Reliance Communications’ (RCom) long-planned merger with Aircel, part of Maxis, fell apart last week in the face of legal and regulatory hurdles. This news comes as multiple operators in India are struggling with debt and declining margins.

Both RCom and Aircel face debt issues and declining revenues

The primary reason behind the planned RCom-Aircel merger was to consolidate and reduce losses. The combined entity would have become India’s fourth largest in terms of subscriber base, and the scale would have (hopefully) enabled both to better manage their debt. RCom’s total debt is roughly INR470B, while Aircel’s is INR200B. Both are also facing revenue declines; in 1Q17, for instance, RCom’s revenues fell by 24% QoQ , while Aircel’s QoQ drop was far worse at 47%.

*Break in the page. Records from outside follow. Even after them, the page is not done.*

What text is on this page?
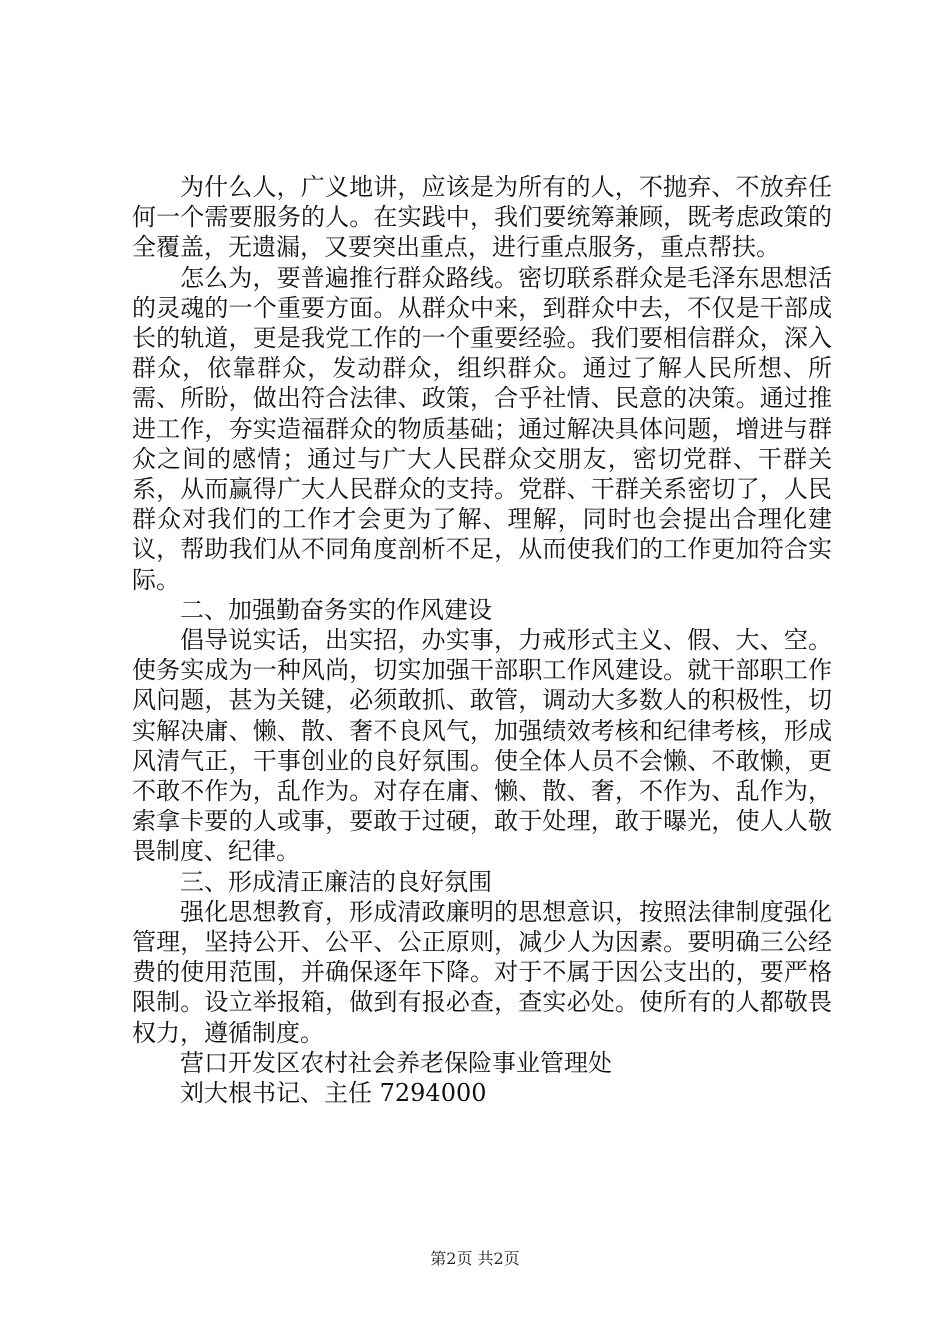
为什么人，广义地讲，应该是为所有的人，不抛弃、不放弃任何一个需要服务的人。在实践中，我们要统筹兼顾，既考虑政策的全覆盖，无遗漏，又要突出重点，进行重点服务，重点帮扶。

怎么为，要普遍推行群众路线。密切联系群众是毛泽东思想活的灵魂的一个重要方面。从群众中来，到群众中去，不仅是干部成长的轨道，更是我党工作的一个重要经验。我们要相信群众，深入群众，依靠群众，发动群众，组织群众。通过了解人民所想、所需、所盼，做出符合法律、政策，合乎社情、民意的决策。通过推进工作，夯实造福群众的物质基础；通过解决具体问题，增进与群众之间的感情；通过与广大人民群众交朋友，密切党群、干群关系，从而赢得广大人民群众的支持。党群、干群关系密切了，人民群众对我们的工作才会更为了解、理解，同时也会提出合理化建议，帮助我们从不同角度剖析不足，从而使我们的工作更加符合实际。

二、加强勤奋务实的作风建设

倡导说实话，出实招，办实事，力戒形式主义、假、大、空。使务实成为一种风尚，切实加强干部职工作风建设。就干部职工作风问题，甚为关键，必须敢抓、敢管，调动大多数人的积极性，切实解决庸、懒、散、奢不良风气，加强绩效考核和纪律考核，形成风清气正，干事创业的良好氛围。使全体人员不会懒、不敢懒，更不敢不作为，乱作为。对存在庸、懒、散、奢，不作为、乱作为，索拿卡要的人或事，要敢于过硬，敢于处理，敢于曝光，使人人敬畏制度、纪律。

三、形成清正廉洁的良好氛围

强化思想教育，形成清政廉明的思想意识，按照法律制度强化管理，坚持公开、公平、公正原则，减少人为因素。要明确三公经费的使用范围，并确保逐年下降。对于不属于因公支出的，要严格限制。设立举报箱，做到有报必查，查实必处。使所有的人都敬畏权力，遵循制度。

营口开发区农村社会养老保险事业管理处

刘大根书记、主任 7294000

第2页 共2页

The merger’s failure opens up a debate on the survival of India’s weaker operators, burdened with debt and some on the verge of insolvency.

Grim industry outlook

Many of India’s operators today are in dire straits, facing high competition and coping with high levels of financial stress. In addition to RCom and Aircel, Tata Teleservices (TTSL), for instance, has a debt burden of INR340B, and is considering exiting the business.

Given the large number of players in the market and the high capital investment needed to compete, more consolidation was always in the cards. Earlier this year, Airtel acquired the India operations of Telenor and its over 40M subscribers, for instance. Vodafone India’s pending merger with Idea Cellular is likely to be completed in 2018, producing a combined entity with ~400 million customers. Vodafone hopes for “substantial cost and capex synergies” from the merger.

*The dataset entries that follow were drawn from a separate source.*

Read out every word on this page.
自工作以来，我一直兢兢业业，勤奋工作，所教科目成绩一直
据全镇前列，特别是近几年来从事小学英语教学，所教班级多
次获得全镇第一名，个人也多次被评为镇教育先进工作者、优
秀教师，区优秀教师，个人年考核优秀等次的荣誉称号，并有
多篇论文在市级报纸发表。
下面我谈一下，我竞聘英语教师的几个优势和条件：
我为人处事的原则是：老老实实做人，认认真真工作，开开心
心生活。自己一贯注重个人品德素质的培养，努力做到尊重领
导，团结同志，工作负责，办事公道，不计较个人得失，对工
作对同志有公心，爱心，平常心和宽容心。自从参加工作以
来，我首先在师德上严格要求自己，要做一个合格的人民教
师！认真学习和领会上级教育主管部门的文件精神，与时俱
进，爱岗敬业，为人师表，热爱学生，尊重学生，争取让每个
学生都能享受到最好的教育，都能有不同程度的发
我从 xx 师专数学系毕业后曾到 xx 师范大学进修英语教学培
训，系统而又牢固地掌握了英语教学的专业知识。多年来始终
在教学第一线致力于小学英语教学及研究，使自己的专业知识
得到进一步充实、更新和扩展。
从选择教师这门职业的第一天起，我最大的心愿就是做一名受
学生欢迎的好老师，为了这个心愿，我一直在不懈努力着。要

After these big deals, the remaining players have fewer options to revive their business. Without a good M&A option, selling assets to raise cash is one option being explored. Spectrum sales may come in handy, but it’s a buyer’s market. In the event of a failure to sustain their business, an operator can be compelled to surrender spectrum (one possible outcome facing TTSL).

Uncertain future for RCom and Aircel

The future for Aircel and RCom looks bleak, as competition is heating up. Most Indian operators are facing the heat of Jio’s September 2016 nationwide launch. Jio’s aggressive pricing, though, has been especially difficult for RCom and Aircel to replicate.

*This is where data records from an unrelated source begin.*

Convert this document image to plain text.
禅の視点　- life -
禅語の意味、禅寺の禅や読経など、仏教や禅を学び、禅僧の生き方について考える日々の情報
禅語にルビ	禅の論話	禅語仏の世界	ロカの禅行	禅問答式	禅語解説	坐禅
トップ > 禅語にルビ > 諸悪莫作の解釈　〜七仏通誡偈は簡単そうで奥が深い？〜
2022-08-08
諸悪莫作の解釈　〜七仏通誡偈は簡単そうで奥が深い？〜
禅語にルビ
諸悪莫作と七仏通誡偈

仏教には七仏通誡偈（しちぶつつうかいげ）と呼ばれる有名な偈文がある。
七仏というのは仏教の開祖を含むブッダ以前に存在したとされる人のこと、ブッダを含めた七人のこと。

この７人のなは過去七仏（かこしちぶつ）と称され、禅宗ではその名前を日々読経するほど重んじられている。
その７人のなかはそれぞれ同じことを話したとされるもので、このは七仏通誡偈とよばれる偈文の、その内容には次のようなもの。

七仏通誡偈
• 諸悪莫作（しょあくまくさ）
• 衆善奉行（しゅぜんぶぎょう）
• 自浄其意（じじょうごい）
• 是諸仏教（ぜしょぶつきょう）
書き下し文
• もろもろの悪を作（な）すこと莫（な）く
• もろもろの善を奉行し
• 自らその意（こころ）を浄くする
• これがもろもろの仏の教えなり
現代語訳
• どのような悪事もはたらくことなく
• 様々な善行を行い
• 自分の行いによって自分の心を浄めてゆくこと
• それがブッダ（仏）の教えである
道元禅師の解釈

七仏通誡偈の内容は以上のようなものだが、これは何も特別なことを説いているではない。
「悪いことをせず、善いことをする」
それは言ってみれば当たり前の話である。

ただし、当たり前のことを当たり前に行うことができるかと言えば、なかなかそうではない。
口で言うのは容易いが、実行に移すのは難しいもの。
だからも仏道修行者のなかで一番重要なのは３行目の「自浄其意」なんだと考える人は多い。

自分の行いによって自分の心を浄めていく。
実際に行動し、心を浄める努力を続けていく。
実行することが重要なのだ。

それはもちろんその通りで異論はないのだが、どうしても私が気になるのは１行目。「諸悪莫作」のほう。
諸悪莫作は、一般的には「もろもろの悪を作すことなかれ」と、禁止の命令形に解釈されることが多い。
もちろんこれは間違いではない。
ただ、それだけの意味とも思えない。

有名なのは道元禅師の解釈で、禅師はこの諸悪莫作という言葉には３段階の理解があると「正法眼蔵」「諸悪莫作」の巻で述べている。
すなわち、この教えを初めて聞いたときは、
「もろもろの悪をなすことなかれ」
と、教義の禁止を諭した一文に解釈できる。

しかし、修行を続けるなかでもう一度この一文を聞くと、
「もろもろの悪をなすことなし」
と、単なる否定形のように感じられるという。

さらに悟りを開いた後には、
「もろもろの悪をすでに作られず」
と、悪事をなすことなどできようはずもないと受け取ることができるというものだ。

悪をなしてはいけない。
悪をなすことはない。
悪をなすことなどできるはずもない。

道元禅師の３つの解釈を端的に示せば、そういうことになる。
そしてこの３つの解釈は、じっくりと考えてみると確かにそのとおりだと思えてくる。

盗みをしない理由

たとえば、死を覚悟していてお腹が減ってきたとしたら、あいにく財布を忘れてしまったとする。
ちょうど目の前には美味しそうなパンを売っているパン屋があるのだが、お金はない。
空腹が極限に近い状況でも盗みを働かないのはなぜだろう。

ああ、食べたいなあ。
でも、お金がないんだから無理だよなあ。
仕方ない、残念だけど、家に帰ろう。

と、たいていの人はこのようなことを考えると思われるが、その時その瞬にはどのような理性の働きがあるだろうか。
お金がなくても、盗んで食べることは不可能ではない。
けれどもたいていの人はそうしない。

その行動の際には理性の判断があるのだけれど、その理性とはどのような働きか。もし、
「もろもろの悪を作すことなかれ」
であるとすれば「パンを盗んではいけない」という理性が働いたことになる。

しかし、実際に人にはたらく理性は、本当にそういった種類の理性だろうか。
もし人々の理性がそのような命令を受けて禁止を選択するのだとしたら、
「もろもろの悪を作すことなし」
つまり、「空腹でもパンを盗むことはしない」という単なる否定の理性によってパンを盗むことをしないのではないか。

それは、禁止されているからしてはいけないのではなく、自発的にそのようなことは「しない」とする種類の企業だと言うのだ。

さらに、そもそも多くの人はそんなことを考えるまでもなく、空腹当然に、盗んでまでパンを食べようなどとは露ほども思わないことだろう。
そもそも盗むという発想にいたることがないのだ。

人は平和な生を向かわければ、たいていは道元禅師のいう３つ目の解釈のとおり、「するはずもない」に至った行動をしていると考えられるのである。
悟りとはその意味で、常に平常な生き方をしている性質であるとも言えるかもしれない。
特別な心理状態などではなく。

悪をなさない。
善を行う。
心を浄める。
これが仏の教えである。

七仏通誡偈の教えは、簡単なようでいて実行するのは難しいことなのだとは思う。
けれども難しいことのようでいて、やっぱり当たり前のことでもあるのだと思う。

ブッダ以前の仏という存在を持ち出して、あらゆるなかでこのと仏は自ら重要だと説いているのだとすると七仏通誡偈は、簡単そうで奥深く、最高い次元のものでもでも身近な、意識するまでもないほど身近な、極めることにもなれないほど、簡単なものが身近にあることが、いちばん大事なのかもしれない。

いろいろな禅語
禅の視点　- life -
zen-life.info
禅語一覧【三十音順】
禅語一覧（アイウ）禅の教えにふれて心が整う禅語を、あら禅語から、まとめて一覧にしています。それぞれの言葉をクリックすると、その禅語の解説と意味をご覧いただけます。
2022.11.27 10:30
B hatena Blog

RCom desperately wanted this merger as it was vital for its debt reduction efforts. The merger would have resulted in a combined entity with an asset base of close to INR650B (US$10B) and a net worth of INR350B. This greater scale would have allowed faster debt repayments and a 40% overall debt reduction for RCom by the end of 2017. Moreover, tower companies are pressuring RCom to pay back dues on its tower rental contracts. RCom has to pay American Tower Company and Bharti Infratel about INR200-250M each; and about INR95M to GTL Infra (including its unit CNIL).

RCom had plans for selling the towers of the combined RCom-Aircel entity to Brookfield Asset Management to clear a significant portion of its debt. But with the merger now being called off, the tower deal will have to be reassessed. Brookfield had apparently wanted to buy the combined tower base for up to INR110B. RCom is still hopeful about reviving its business by deploying 4G services, via a spectrum agreement with Jio. It also hopes to monetize its 2G and 3G spectrum and sell some real estate assets. But RCom has a long way to go in growing and sustaining its subscriber base in a highly disruptive mobile market.

Can Jio bailout RCom from this crisis?

Despite Mukesh Ambani, founder of Jio, and Anil Ambani, owner of RCom, denying all rumors surrounding a possible merger, it would not be a surprise if it happens.

In early 2016, the companies entered into a spectrum sharing deal, where RCom sold its spectrum in nine circles to Jio and approved spectrum sharing in another 17 circles; fiber sharing was also involved. By most accounts, the deal was a success for Jio, as it enabled a quick national launch. The deal has brought fewer benefits to RCom, which is now incurring losses and running out of funds for network expansion.

RCom might also be considering a bail out option. In June 2017, RCOM requested government support (through an “inter-ministerial group”) to withdraw the 10% cross holding restriction. This rule states that operators are not authorized to own more than 10% equity in two different operators in the same circle, thus hinting at a possible sale of its equity to operators. Considering its past association with RCom, Jio seems the most likely other operator to buy equity in RCom. And if such a deal takes place, it will provide Jio with greater access to RCom’s towers, fiber and spectrum. Only time can answer if Mukesh Ambani will come to his brother’s aid in bailing him out from this crisis.